January 5, 2021
Source: U.S. Energy Information Administration, New York Mercantile Exchange (NYMEX)
Note: Prices reflect front-month (contract with the earliest delivery date) futures prices.
In the first half of 2020, responses to the COVID-19 pandemic led to steep declines in global petroleum demand and to volatile crude oil markets. The second half of the year was characterized by relatively stable prices as demand began to recover. As petroleum demand fell and U.S. crude oil inventories increased, West Texas Intermediate (WTI) crude oil traded at negative prices on April 20, the first time the price for the WTI futures contract fell to less than zero since trading began in 1983. The next day, Brent crude oil, another global crude oil price benchmark, fell to $9.12 per barrel (b), its lowest daily price in decades.
Demand for petroleum products in the United States fell sharply in mid-March, which led refiners to curtail operations. Between March 13 and May 8, U.S. weekly gross refinery inputs fell 20% to 13.1 million barrels per day (b/d), based on a four-week rolling average. That level was the lowest volume of crude oil processed in the United States since the week ending September 26, 2008, after Hurricanes Gustav and Ike disrupted refineries along the U.S. Gulf Coast, according to the U.S. Energy Information Administration’s (EIA) Weekly Petroleum Status Report.
U.S. crude oil producers did not respond as fast as refiners did to the sudden drop in demand, and crude oil inventories increased. Between March 13 and May 1, commercial crude oil inventories in the storage hub of Cushing, Oklahoma, rose by 27 million barrels, reaching 83% of the hub’s working storage capacity and contributing to the negative crude oil price on April 20.
After reaching an annual low in April, U.S. petroleum product demand and refinery runs began to increase but still remained much lower than the previous five-year (2015–19) average.
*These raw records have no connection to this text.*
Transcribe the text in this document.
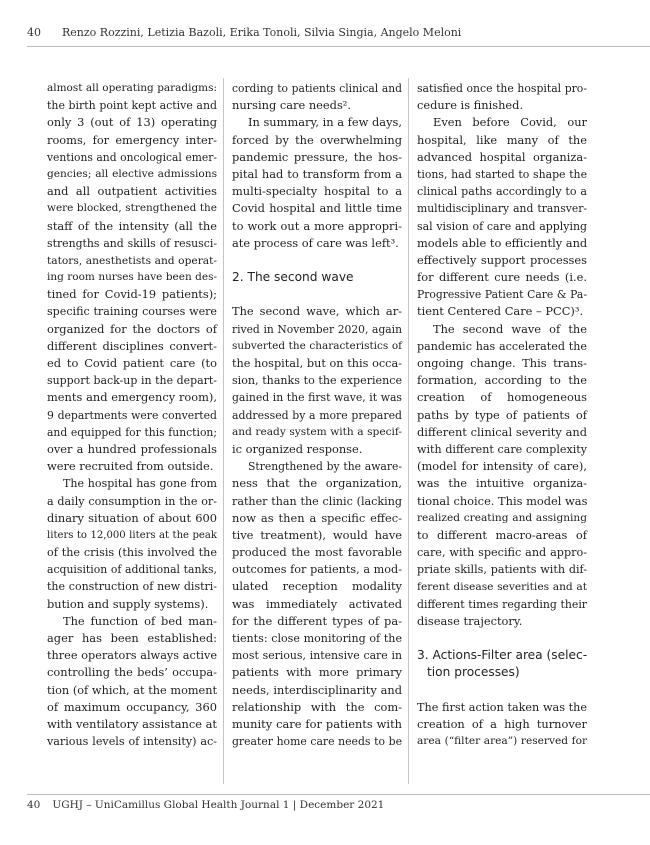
40 Renzo Rozzini, Letizia Bazoli, Erika Tonoli, Silvia Singia, Angelo Meloni
almost all operating paradigms:
the birth point kept active and
only 3 (out of 13) operating
rooms, for emergency inter-
ventions and oncological emer-
gencies; all elective admissions
and all outpatient activities
were blocked, strengthened the
staff of the intensity (all the
strengths and skills of resusci-
tators, anesthetists and operat-
ing room nurses have been des-
tined for Covid-19 patients);
specific training courses were
organized for the doctors of
different disciplines convert-
ed to Covid patient care (to
support back-up in the depart-
ments and emergency room),
9 departments were converted
and equipped for this function;
over a hundred professionals
were recruited from outside.
The hospital has gone from
a daily consumption in the or-
dinary situation of about 600
liters to 12,000 liters at the peak
of the crisis (this involved the
acquisition of additional tanks,
the construction of new distri-
bution and supply systems).
The function of bed man-
ager has been established:
three operators always active
controlling the beds’ occupa-
tion (of which, at the moment
of maximum occupancy, 360
with ventilatory assistance at
various levels of intensity) ac-
cording to patients clinical and
nursing care needs².
In summary, in a few days,
forced by the overwhelming
pandemic pressure, the hos-
pital had to transform from a
multi-specialty hospital to a
Covid hospital and little time
to work out a more appropri-
ate process of care was left³.
2. The second wave
The second wave, which ar-
rived in November 2020, again
subverted the characteristics of
the hospital, but on this occa-
sion, thanks to the experience
gained in the first wave, it was
addressed by a more prepared
and ready system with a specif-
ic organized response.
Strengthened by the aware-
ness that the organization,
rather than the clinic (lacking
now as then a specific effec-
tive treatment), would have
produced the most favorable
outcomes for patients, a mod-
ulated reception modality
was immediately activated
for the different types of pa-
tients: close monitoring of the
most serious, intensive care in
patients with more primary
needs, interdisciplinarity and
relationship with the com-
munity care for patients with
greater home care needs to be
satisfied once the hospital pro-
cedure is finished.
Even before Covid, our
hospital, like many of the
advanced hospital organiza-
tions, had started to shape the
clinical paths accordingly to a
multidisciplinary and transver-
sal vision of care and applying
models able to efficiently and
effectively support processes
for different cure needs (i.e.
Progressive Patient Care & Pa-
tient Centered Care – PCC)³.
The second wave of the
pandemic has accelerated the
ongoing change. This trans-
formation, according to the
creation of homogeneous
paths by type of patients of
different clinical severity and
with different care complexity
(model for intensity of care),
was the intuitive organiza-
tional choice. This model was
realized creating and assigning
to different macro-areas of
care, with specific and appro-
priate skills, patients with dif-
ferent disease severities and at
different times regarding their
disease trajectory.
3. Actions-Filter area (selec-
tion processes)
The first action taken was the
creation of a high turnover
area (“filter area”) reserved for
40 UGHJ – UniCamillus Global Health Journal 1 | December 2021
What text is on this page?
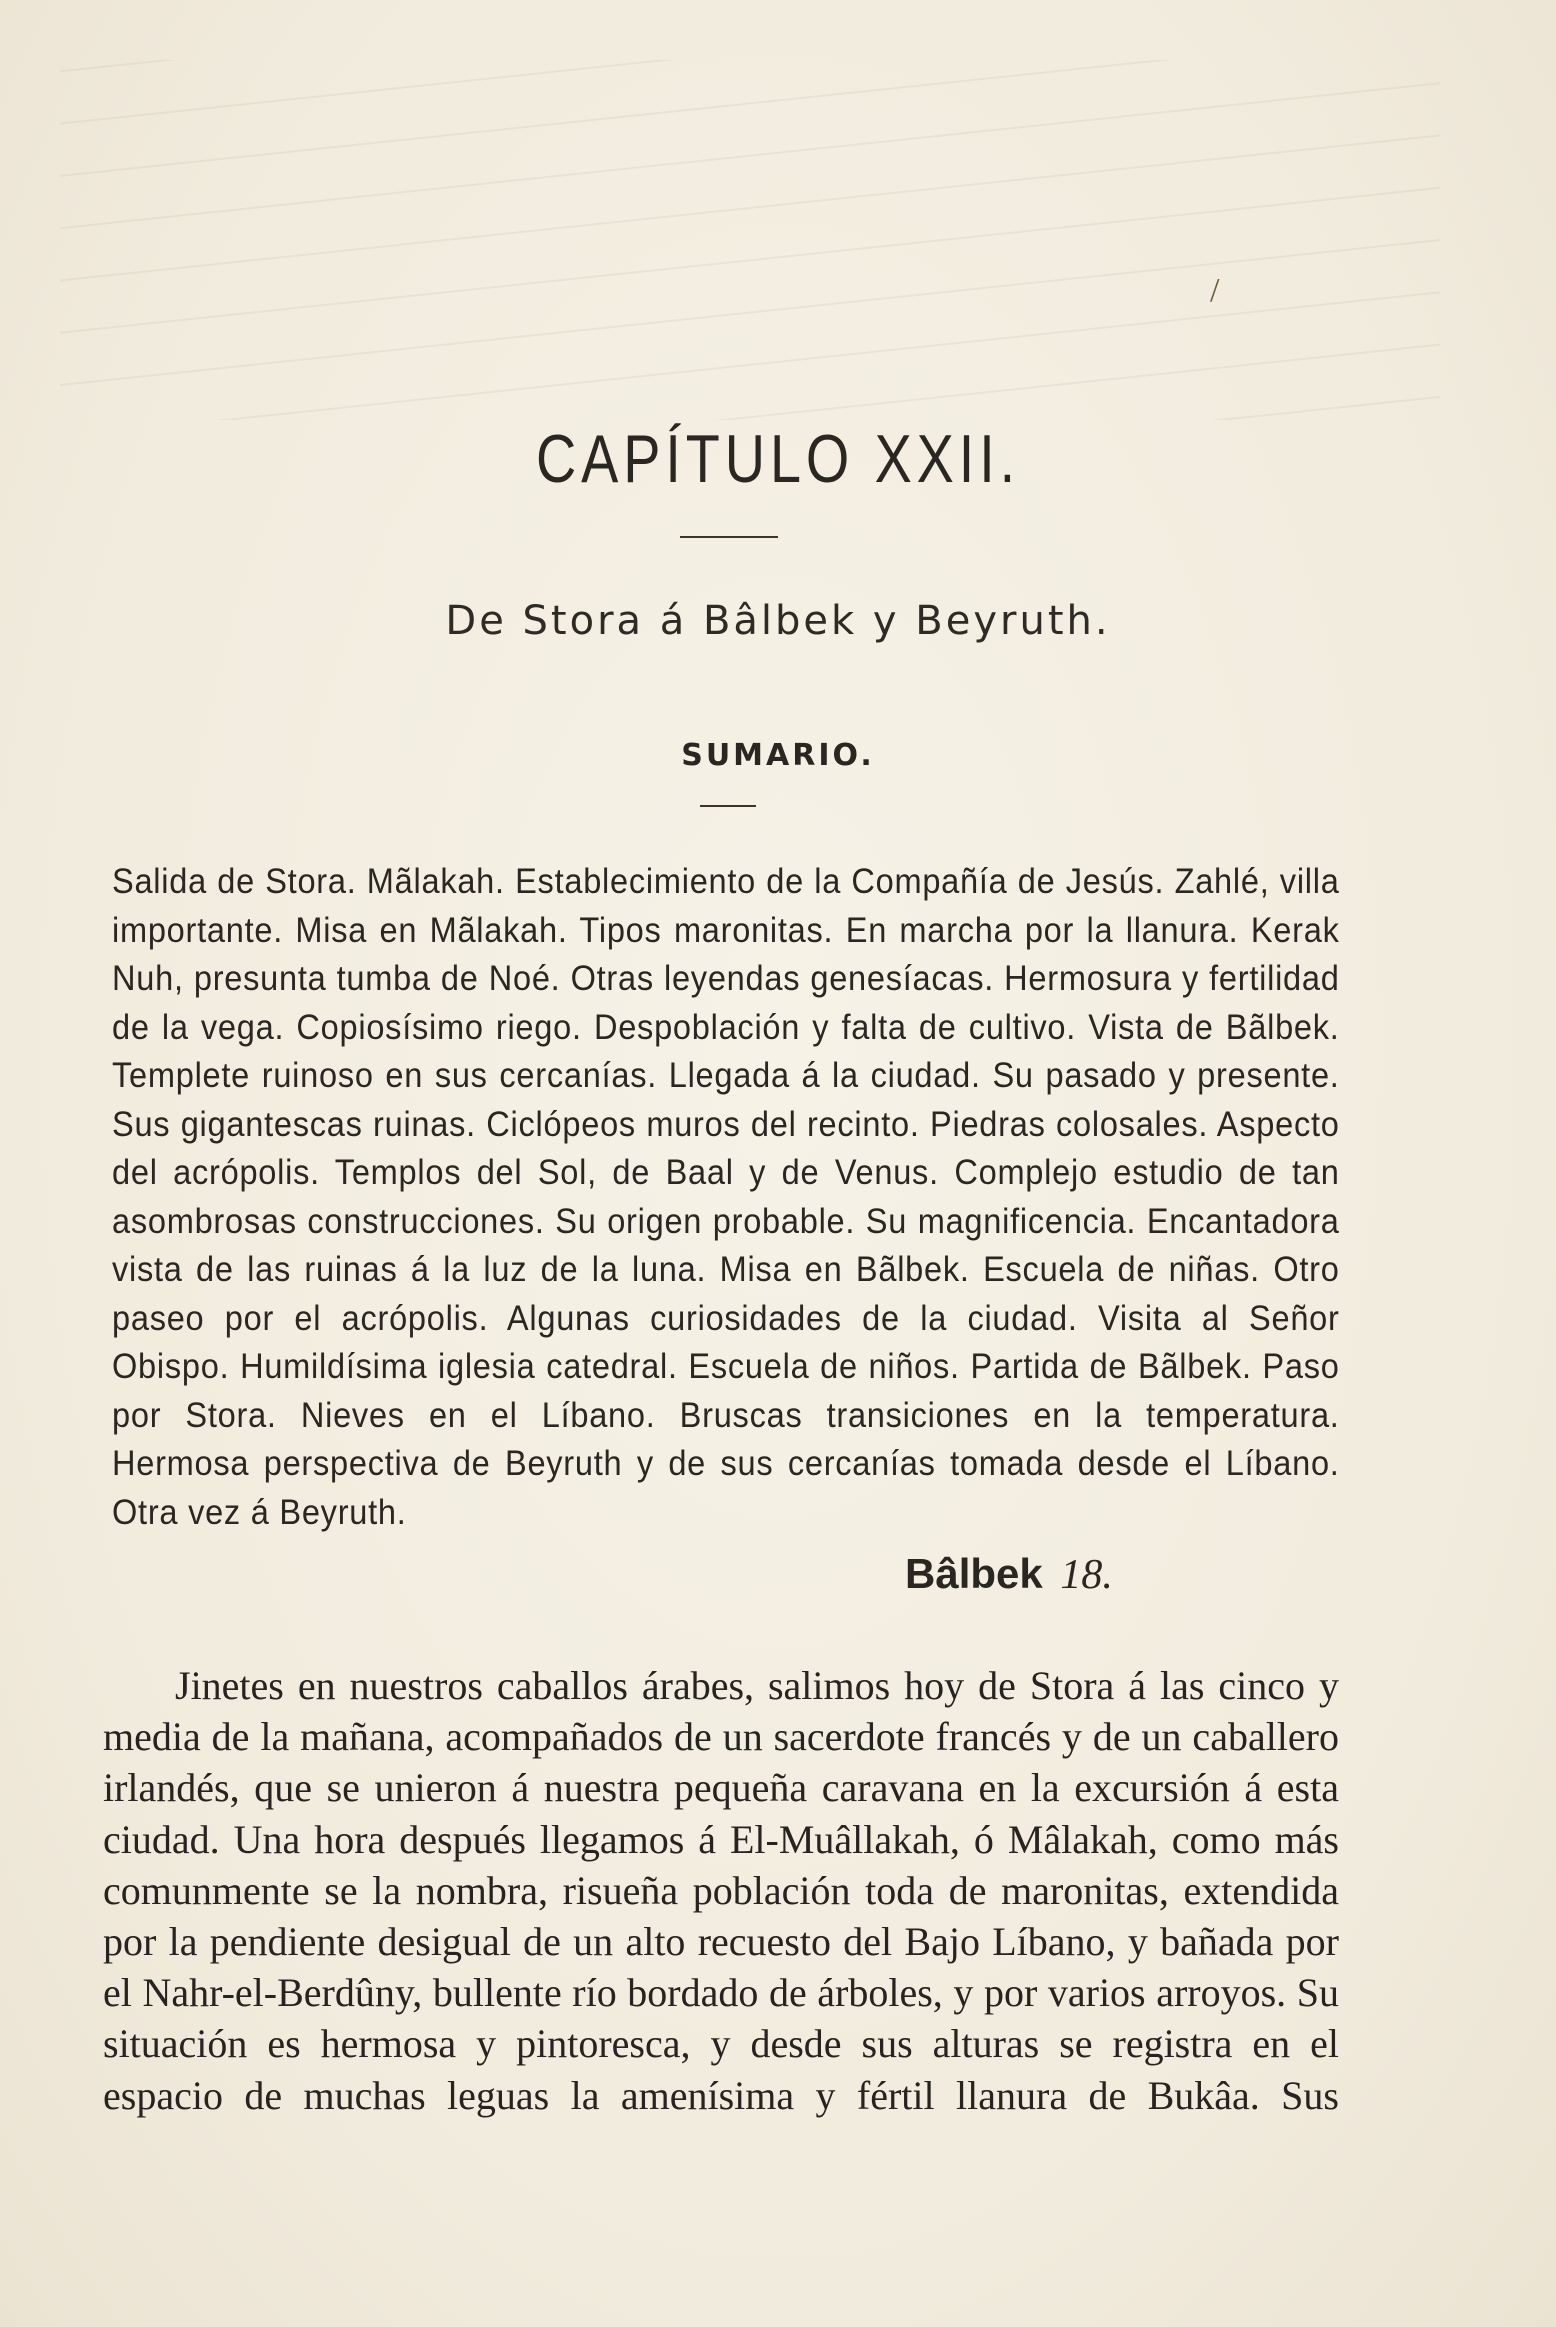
/
CAPÍTULO XXII.
De Stora á Bâlbek y Beyruth.
SUMARIO.
Salida de Stora. Mãlakah. Establecimiento de la Compañía de Jesús. Zahlé, villa importante. Misa en Mãlakah. Tipos maronitas. En marcha por la llanura. Kerak Nuh, presunta tumba de Noé. Otras leyendas genesíacas. Hermosura y fertilidad de la vega. Copiosísimo riego. Despoblación y falta de cultivo. Vista de Bãlbek. Templete ruinoso en sus cercanías. Llegada á la ciudad. Su pasado y presente. Sus gigantescas ruinas. Ciclópeos muros del recinto. Piedras colosales. Aspecto del acrópolis. Templos del Sol, de Baal y de Venus. Complejo estudio de tan asombrosas construcciones. Su origen probable. Su magnificencia. Encantadora vista de las ruinas á la luz de la luna. Misa en Bãlbek. Escuela de niñas. Otro paseo por el acrópolis. Algunas curiosidades de la ciudad. Visita al Señor Obispo. Humildísima iglesia catedral. Escuela de niños. Partida de Bãlbek. Paso por Stora. Nieves en el Líbano. Bruscas transiciones en la temperatura. Hermosa perspectiva de Beyruth y de sus cercanías tomada desde el Líbano. Otra vez á Beyruth.
Bâlbek 18.
Jinetes en nuestros caballos árabes, salimos hoy de Stora á las cinco y media de la mañana, acompañados de un sacerdote francés y de un caballero irlandés, que se unieron á nuestra pequeña caravana en la excursión á esta ciudad. Una hora después llegamos á El-Muâllakah, ó Mâlakah, como más comunmente se la nombra, risueña población toda de maronitas, extendida por la pendiente desigual de un alto recuesto del Bajo Líbano, y bañada por el Nahr-el-Berdûny, bullente río bordado de árboles, y por varios arroyos. Su situación es hermosa y pintoresca, y desde sus alturas se registra en el espacio de muchas leguas la amenísima y fértil llanura de Bukâa. Sus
During the summer, several hurricanes and storms resulted in U.S. refinery shutdowns and steep drops in refinery gross inputs. Refinery runs began increasing again in November.
With demand beginning to return after April, crude oil prices increased. The WTI price climbed to $40/b on July 1 and remained near that amount through most of the rest of the year. At the end of 2020, crude oil prices began to increase as markets responded to news of several COVID-19 vaccine rollouts and to the announcement from members of the Organization of the Petroleum Exporting Countries (OPEC) and partner countries (OPEC+) that they would limit production increases in 2021.